A research project dedicated to the posture and breathing of patients who suffer from spinal muscular atrophy (SMA) has been awarded a $50,000 grant from Cure SMA. The grant awarded to Martin Lemay, PhD, is the last to be granted from a $230,000 clinical care funding program made available to the research community by the non-profit organization, whose main goal is to support research to find effective treatments and a cure for SMA.
Lemay, who is a professor of kinesiology at the Université du Québec à Montréal in Canada and a pediatric rehabilitation investigator at Marie Enfant Rehabilitation Center (CHU Sainte-Justine), will analyze the combination of specific training exercises for posture, as well as a breathing technique. The main purpose is to understand if the two are able to alleviate the breathing difficulties commonly experienced by SMA patients, which can led to serious complications.
The professor is determined to develop novel and sensitive methods of evaluation and treatment for children who suffer from SMA. He is particularly focused on children since it is common they adopt an incorrect posture that increases breathing difficulties, and he expects to provide a novel and effective therapeutic option for physicians to implement in SMA pediatric patients.
Dr. Lemay will conduct postural training to trunk muscles and a technique of breath stacking, which supports the clearance of secretions in the lungs within 12 weeks, to understand its impact in the respiratory function. The study will include children who suffer from SMA type II and SMA type III, and will evaluate respiratory parameters of posture, strength and quality of life both before and after the training.
The study is based on the results of a preliminary investigation conducted in 2009 at the rehabilitation center that assessed a postural therapy specific to trunk muscles, which included three children who suffered from SMA type II and III. The therapy was conducted for eight weeks and revealed promising outcomes, such as increased abdominal strength allowing a stronger expiration.
“Lower pelvic tilt, a more symmetric posture in quiet sitting as well as better chest mobility were also observed and resulted in better breathing,” explained Dr. Lemay in an interview to Cure SMA. “Overall, improvement in respiration, posture and trunk mobility significantly improved quality of life. Postural training has been used in the last few years in our rehabilitation center with great success. However, this approach has yet to be validated with a large number of patients with SMA.”
“We have recently evaluated the impact of aquatic training and showed improvements in respiratory function, strength and range of motion of children with SMA. We have also recently identified markers of fatigue in children with neuromuscular diseases such as SMA that could be used to better monitor the effects of fatigue in these children. Eventually, we would like to create and to validate a questionnaire for monitoring fatigue in children with SMA,” added the investigator.
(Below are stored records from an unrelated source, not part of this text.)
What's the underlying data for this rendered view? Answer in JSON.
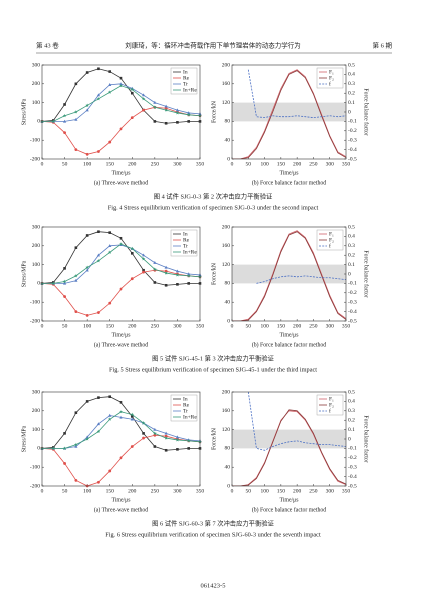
{
  "header": {
    "volume": "第 43 卷",
    "running_title": "刘康琦，等：循环冲击荷载作用下单节理岩体的动态力学行为",
    "issue": "第 6 期"
  },
  "chart_data": [
    {
      "type": "line",
      "subtitle": "(a) Three-wave method",
      "xlabel": "Time/μs",
      "ylabel": "Stress/MPa",
      "x": [
        0,
        25,
        50,
        75,
        100,
        125,
        150,
        175,
        200,
        225,
        250,
        275,
        300,
        325,
        350
      ],
      "xlim": [
        0,
        350
      ],
      "xticks": [
        0,
        50,
        100,
        150,
        200,
        250,
        300,
        350
      ],
      "ylim": [
        -200,
        300
      ],
      "yticks": [
        -200,
        -100,
        0,
        100,
        200,
        300
      ],
      "legend": "upper right",
      "series": [
        {
          "name": "In",
          "color": "#333333",
          "marker": "square",
          "values": [
            0,
            5,
            90,
            200,
            260,
            280,
            265,
            230,
            150,
            60,
            0,
            -10,
            -5,
            0,
            0
          ]
        },
        {
          "name": "Re",
          "color": "#e0504b",
          "marker": "circle",
          "values": [
            0,
            -5,
            -60,
            -150,
            -175,
            -160,
            -110,
            -40,
            20,
            60,
            75,
            70,
            50,
            35,
            30
          ]
        },
        {
          "name": "Tr",
          "color": "#5b7fc4",
          "marker": "triangle",
          "values": [
            0,
            0,
            0,
            10,
            60,
            140,
            195,
            200,
            175,
            140,
            100,
            80,
            60,
            45,
            40
          ]
        },
        {
          "name": "In+Re",
          "color": "#3a9a7a",
          "marker": "star",
          "values": [
            0,
            0,
            30,
            50,
            85,
            120,
            155,
            190,
            170,
            120,
            75,
            60,
            45,
            35,
            30
          ]
        }
      ]
    },
    {
      "type": "line",
      "subtitle": "(b) Force balance factor method",
      "xlabel": "Time/μs",
      "ylabel": "Force/kN",
      "y2label": "Force balance factor",
      "x": [
        0,
        25,
        50,
        75,
        100,
        125,
        150,
        175,
        200,
        225,
        250,
        275,
        300,
        325,
        350
      ],
      "xlim": [
        0,
        350
      ],
      "xticks": [
        0,
        50,
        100,
        150,
        200,
        250,
        300,
        350
      ],
      "ylim": [
        0,
        200
      ],
      "yticks": [
        0,
        40,
        80,
        120,
        160,
        200
      ],
      "y2lim": [
        -0.5,
        0.5
      ],
      "y2ticks": [
        -0.5,
        -0.4,
        -0.3,
        -0.2,
        -0.1,
        0,
        0.1,
        0.2,
        0.3,
        0.4,
        0.5
      ],
      "legend": "upper right",
      "band": {
        "axis": "y2",
        "range": [
          -0.1,
          0.1
        ],
        "color": "#dcdcdc"
      },
      "series": [
        {
          "name": "F₁",
          "color": "#d0636a",
          "values": [
            0,
            0,
            5,
            25,
            60,
            105,
            150,
            182,
            190,
            175,
            140,
            95,
            50,
            15,
            5
          ]
        },
        {
          "name": "F₂",
          "color": "#8b3a3a",
          "values": [
            0,
            0,
            3,
            22,
            57,
            100,
            146,
            180,
            188,
            173,
            138,
            92,
            48,
            13,
            3
          ]
        },
        {
          "name": "f",
          "color": "#4a6fc4",
          "dash": true,
          "axis": "y2",
          "values": [
            null,
            null,
            0.45,
            -0.05,
            -0.06,
            -0.04,
            -0.05,
            -0.05,
            -0.04,
            -0.05,
            -0.06,
            -0.05,
            -0.04,
            -0.05,
            -0.04
          ]
        }
      ]
    },
    {
      "type": "line",
      "subtitle": "(a) Three-wave method",
      "xlabel": "Time/μs",
      "ylabel": "Stress/MPa",
      "x": [
        0,
        25,
        50,
        75,
        100,
        125,
        150,
        175,
        200,
        225,
        250,
        275,
        300,
        325,
        350
      ],
      "xlim": [
        0,
        350
      ],
      "xticks": [
        0,
        50,
        100,
        150,
        200,
        250,
        300,
        350
      ],
      "ylim": [
        -200,
        300
      ],
      "yticks": [
        -200,
        -100,
        0,
        100,
        200,
        300
      ],
      "legend": "upper right",
      "series": [
        {
          "name": "In",
          "color": "#333333",
          "marker": "square",
          "values": [
            0,
            5,
            80,
            190,
            255,
            275,
            270,
            240,
            160,
            70,
            5,
            -10,
            -5,
            0,
            0
          ]
        },
        {
          "name": "Re",
          "color": "#e0504b",
          "marker": "circle",
          "values": [
            0,
            -5,
            -70,
            -150,
            -170,
            -155,
            -105,
            -30,
            25,
            60,
            70,
            65,
            50,
            40,
            35
          ]
        },
        {
          "name": "Tr",
          "color": "#5b7fc4",
          "marker": "triangle",
          "values": [
            0,
            0,
            0,
            15,
            70,
            150,
            200,
            205,
            185,
            150,
            110,
            85,
            65,
            50,
            45
          ]
        },
        {
          "name": "In+Re",
          "color": "#3a9a7a",
          "marker": "star",
          "values": [
            0,
            0,
            10,
            40,
            85,
            120,
            165,
            210,
            185,
            130,
            75,
            55,
            45,
            40,
            35
          ]
        }
      ]
    },
    {
      "type": "line",
      "subtitle": "(b) Force balance factor method",
      "xlabel": "Time/μs",
      "ylabel": "Force/kN",
      "y2label": "Force balance factor",
      "x": [
        0,
        25,
        50,
        75,
        100,
        125,
        150,
        175,
        200,
        225,
        250,
        275,
        300,
        325,
        350
      ],
      "xlim": [
        0,
        350
      ],
      "xticks": [
        0,
        50,
        100,
        150,
        200,
        250,
        300,
        350
      ],
      "ylim": [
        0,
        200
      ],
      "yticks": [
        0,
        40,
        80,
        120,
        160,
        200
      ],
      "y2lim": [
        -0.5,
        0.5
      ],
      "y2ticks": [
        -0.5,
        -0.4,
        -0.3,
        -0.2,
        -0.1,
        0,
        0.1,
        0.2,
        0.3,
        0.4,
        0.5
      ],
      "legend": "upper right",
      "band": {
        "axis": "y2",
        "range": [
          -0.1,
          0.1
        ],
        "color": "#dcdcdc"
      },
      "series": [
        {
          "name": "F₁",
          "color": "#d0636a",
          "values": [
            0,
            0,
            4,
            22,
            55,
            100,
            150,
            185,
            192,
            178,
            145,
            100,
            55,
            18,
            5
          ]
        },
        {
          "name": "F₂",
          "color": "#8b3a3a",
          "values": [
            0,
            0,
            2,
            20,
            52,
            97,
            147,
            183,
            190,
            176,
            142,
            97,
            52,
            16,
            3
          ]
        },
        {
          "name": "f",
          "color": "#4a6fc4",
          "dash": true,
          "axis": "y2",
          "values": [
            null,
            null,
            null,
            -0.1,
            -0.08,
            -0.05,
            -0.03,
            -0.02,
            -0.03,
            -0.02,
            -0.03,
            -0.04,
            -0.04,
            -0.05,
            -0.06
          ]
        }
      ]
    },
    {
      "type": "line",
      "subtitle": "(a) Three-wave method",
      "xlabel": "Time/μs",
      "ylabel": "Stress/MPa",
      "x": [
        0,
        25,
        50,
        75,
        100,
        125,
        150,
        175,
        200,
        225,
        250,
        275,
        300,
        325,
        350
      ],
      "xlim": [
        0,
        350
      ],
      "xticks": [
        0,
        50,
        100,
        150,
        200,
        250,
        300,
        350
      ],
      "ylim": [
        -200,
        300
      ],
      "yticks": [
        -200,
        -100,
        0,
        100,
        200,
        300
      ],
      "legend": "upper right",
      "series": [
        {
          "name": "In",
          "color": "#333333",
          "marker": "square",
          "values": [
            0,
            5,
            80,
            190,
            250,
            270,
            275,
            245,
            170,
            80,
            10,
            -10,
            -5,
            0,
            0
          ]
        },
        {
          "name": "Re",
          "color": "#e0504b",
          "marker": "circle",
          "values": [
            0,
            -5,
            -80,
            -170,
            -200,
            -180,
            -120,
            -50,
            10,
            55,
            70,
            65,
            50,
            40,
            35
          ]
        },
        {
          "name": "Tr",
          "color": "#5b7fc4",
          "marker": "triangle",
          "values": [
            0,
            0,
            0,
            10,
            60,
            130,
            175,
            165,
            155,
            135,
            100,
            80,
            60,
            45,
            40
          ]
        },
        {
          "name": "In+Re",
          "color": "#3a9a7a",
          "marker": "star",
          "values": [
            0,
            0,
            0,
            20,
            50,
            90,
            155,
            195,
            180,
            135,
            80,
            55,
            45,
            40,
            35
          ]
        }
      ]
    },
    {
      "type": "line",
      "subtitle": "(b) Force balance factor method",
      "xlabel": "Time/μs",
      "ylabel": "Force/kN",
      "y2label": "Force balance factor",
      "x": [
        0,
        25,
        50,
        75,
        100,
        125,
        150,
        175,
        200,
        225,
        250,
        275,
        300,
        325,
        350
      ],
      "xlim": [
        0,
        350
      ],
      "xticks": [
        0,
        50,
        100,
        150,
        200,
        250,
        300,
        350
      ],
      "ylim": [
        0,
        200
      ],
      "yticks": [
        0,
        40,
        80,
        120,
        160,
        200
      ],
      "y2lim": [
        -0.5,
        0.5
      ],
      "y2ticks": [
        -0.5,
        -0.4,
        -0.3,
        -0.2,
        -0.1,
        0,
        0.1,
        0.2,
        0.3,
        0.4,
        0.5
      ],
      "legend": "upper right",
      "band": {
        "axis": "y2",
        "range": [
          -0.1,
          0.1
        ],
        "color": "#dcdcdc"
      },
      "series": [
        {
          "name": "F₁",
          "color": "#d0636a",
          "values": [
            0,
            0,
            3,
            18,
            50,
            95,
            140,
            160,
            158,
            140,
            110,
            70,
            35,
            10,
            3
          ]
        },
        {
          "name": "F₂",
          "color": "#8b3a3a",
          "values": [
            0,
            0,
            2,
            16,
            48,
            93,
            138,
            162,
            160,
            142,
            112,
            72,
            37,
            12,
            4
          ]
        },
        {
          "name": "f",
          "color": "#4a6fc4",
          "dash": true,
          "axis": "y2",
          "values": [
            null,
            null,
            0.5,
            -0.1,
            -0.12,
            -0.08,
            -0.05,
            -0.03,
            -0.02,
            -0.04,
            -0.05,
            -0.06,
            -0.06,
            -0.07,
            -0.08
          ]
        }
      ]
    }
  ],
  "figures": [
    {
      "caption_cn": "图 4  试件 SJG-0-3 第 2 次冲击应力平衡验证",
      "caption_en": "Fig. 4   Stress equilibrium verification of specimen SJG-0-3 under the second impact"
    },
    {
      "caption_cn": "图 5  试件 SJG-45-1 第 3 次冲击应力平衡验证",
      "caption_en": "Fig. 5   Stress equilibrium verification of specimen SJG-45-1 under the third impact"
    },
    {
      "caption_cn": "图 6  试件 SJG-60-3 第 7 次冲击应力平衡验证",
      "caption_en": "Fig. 6   Stress equilibrium verification of specimen SJG-60-3 under the seventh impact"
    }
  ],
  "footer": {
    "page": "061423-5"
  }
}
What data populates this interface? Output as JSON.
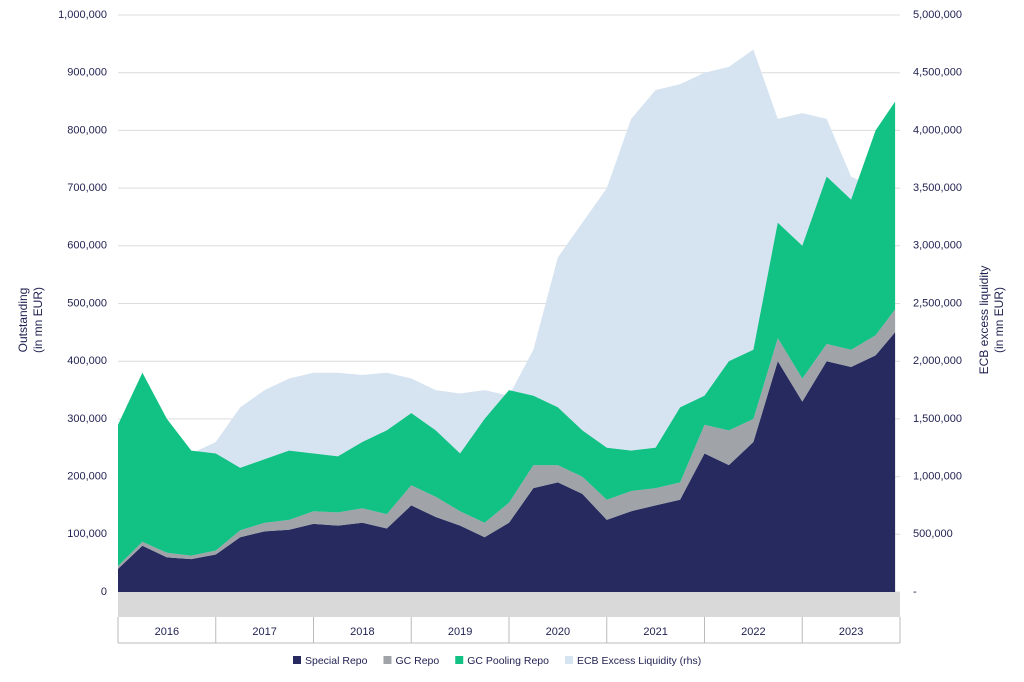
{
  "chart_data": {
    "type": "area",
    "stacked": true,
    "ylabel": [
      "Outstanding",
      "(in mn EUR)"
    ],
    "y2label": [
      "ECB excess liquidity",
      "(in mn EUR)"
    ],
    "categories": [
      "2016",
      "2017",
      "2018",
      "2019",
      "2020",
      "2021",
      "2022",
      "2023"
    ],
    "x": [
      2016,
      2016.25,
      2016.5,
      2016.75,
      2017,
      2017.25,
      2017.5,
      2017.75,
      2018,
      2018.25,
      2018.5,
      2018.75,
      2019,
      2019.25,
      2019.5,
      2019.75,
      2020,
      2020.25,
      2020.5,
      2020.75,
      2021,
      2021.25,
      2021.5,
      2021.75,
      2022,
      2022.25,
      2022.5,
      2022.75,
      2023,
      2023.25,
      2023.5,
      2023.75,
      2023.95
    ],
    "xlim": [
      2016,
      2024
    ],
    "ylim": [
      0,
      1000000
    ],
    "yticks": [
      0,
      {
        "value": 100000,
        "label": "100,000"
      },
      {
        "value": 200000,
        "label": "200,000"
      },
      {
        "value": 300000,
        "label": "300,000"
      },
      {
        "value": 400000,
        "label": "400,000"
      },
      {
        "value": 500000,
        "label": "500,000"
      },
      {
        "value": 600000,
        "label": "600,000"
      },
      {
        "value": 700000,
        "label": "700,000"
      },
      {
        "value": 800000,
        "label": "800,000"
      },
      {
        "value": 900000,
        "label": "900,000"
      },
      {
        "value": 1000000,
        "label": "1,000,000"
      }
    ],
    "y2lim": [
      0,
      5000000
    ],
    "y2ticks": [
      {
        "value": 0,
        "label": "-"
      },
      {
        "value": 500000,
        "label": "500,000"
      },
      {
        "value": 1000000,
        "label": "1,000,000"
      },
      {
        "value": 1500000,
        "label": "1,500,000"
      },
      {
        "value": 2000000,
        "label": "2,000,000"
      },
      {
        "value": 2500000,
        "label": "2,500,000"
      },
      {
        "value": 3000000,
        "label": "3,000,000"
      },
      {
        "value": 3500000,
        "label": "3,500,000"
      },
      {
        "value": 4000000,
        "label": "4,000,000"
      },
      {
        "value": 4500000,
        "label": "4,500,000"
      },
      {
        "value": 5000000,
        "label": "5,000,000"
      }
    ],
    "grid": true,
    "series": [
      {
        "name": "Special Repo",
        "color": "#262a5e",
        "values": [
          40000,
          80000,
          60000,
          57000,
          65000,
          95000,
          105000,
          108000,
          118000,
          115000,
          120000,
          110000,
          150000,
          130000,
          115000,
          95000,
          120000,
          180000,
          190000,
          170000,
          125000,
          140000,
          150000,
          160000,
          240000,
          220000,
          260000,
          400000,
          330000,
          400000,
          390000,
          410000,
          450000
        ]
      },
      {
        "name": "GC Repo",
        "color": "#a0a4a8",
        "values": [
          5000,
          7000,
          8000,
          6000,
          7000,
          12000,
          15000,
          17000,
          22000,
          23000,
          25000,
          25000,
          35000,
          35000,
          25000,
          25000,
          35000,
          40000,
          30000,
          30000,
          35000,
          35000,
          30000,
          30000,
          50000,
          60000,
          40000,
          40000,
          40000,
          30000,
          30000,
          35000,
          40000
        ]
      },
      {
        "name": "GC Pooling Repo",
        "color": "#12c184",
        "values": [
          245000,
          293000,
          232000,
          182000,
          168000,
          108000,
          110000,
          120000,
          100000,
          97000,
          115000,
          145000,
          125000,
          115000,
          100000,
          180000,
          195000,
          120000,
          100000,
          80000,
          90000,
          70000,
          70000,
          130000,
          50000,
          120000,
          120000,
          200000,
          230000,
          290000,
          260000,
          355000,
          360000
        ]
      },
      {
        "name": "ECB Excess Liquidity (rhs)",
        "color": "#d6e3f1",
        "axis": "y2",
        "values": [
          625000,
          900000,
          1050000,
          1200000,
          1300000,
          1600000,
          1750000,
          1850000,
          1900000,
          1900000,
          1880000,
          1900000,
          1850000,
          1750000,
          1720000,
          1750000,
          1700000,
          2100000,
          2900000,
          3200000,
          3500000,
          4100000,
          4350000,
          4400000,
          4500000,
          4550000,
          4700000,
          4100000,
          4150000,
          4100000,
          3600000,
          3500000,
          3500000
        ]
      }
    ]
  }
}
The clinical care research grant was funded by the organization Families of SMA Canada, which works in collaboration with Cure SMA to support research and improve the lives of SMA patients. The organization also recently expanded its research program by providing an additional $315,000 in funding to support drug discovery at the California Institute of Biomedical Research (CALIBR). The grants aim to accelerate a research project led by Peter G. Schultz and focuses on the enhancement of survival motor neuron (SMN) protein levels.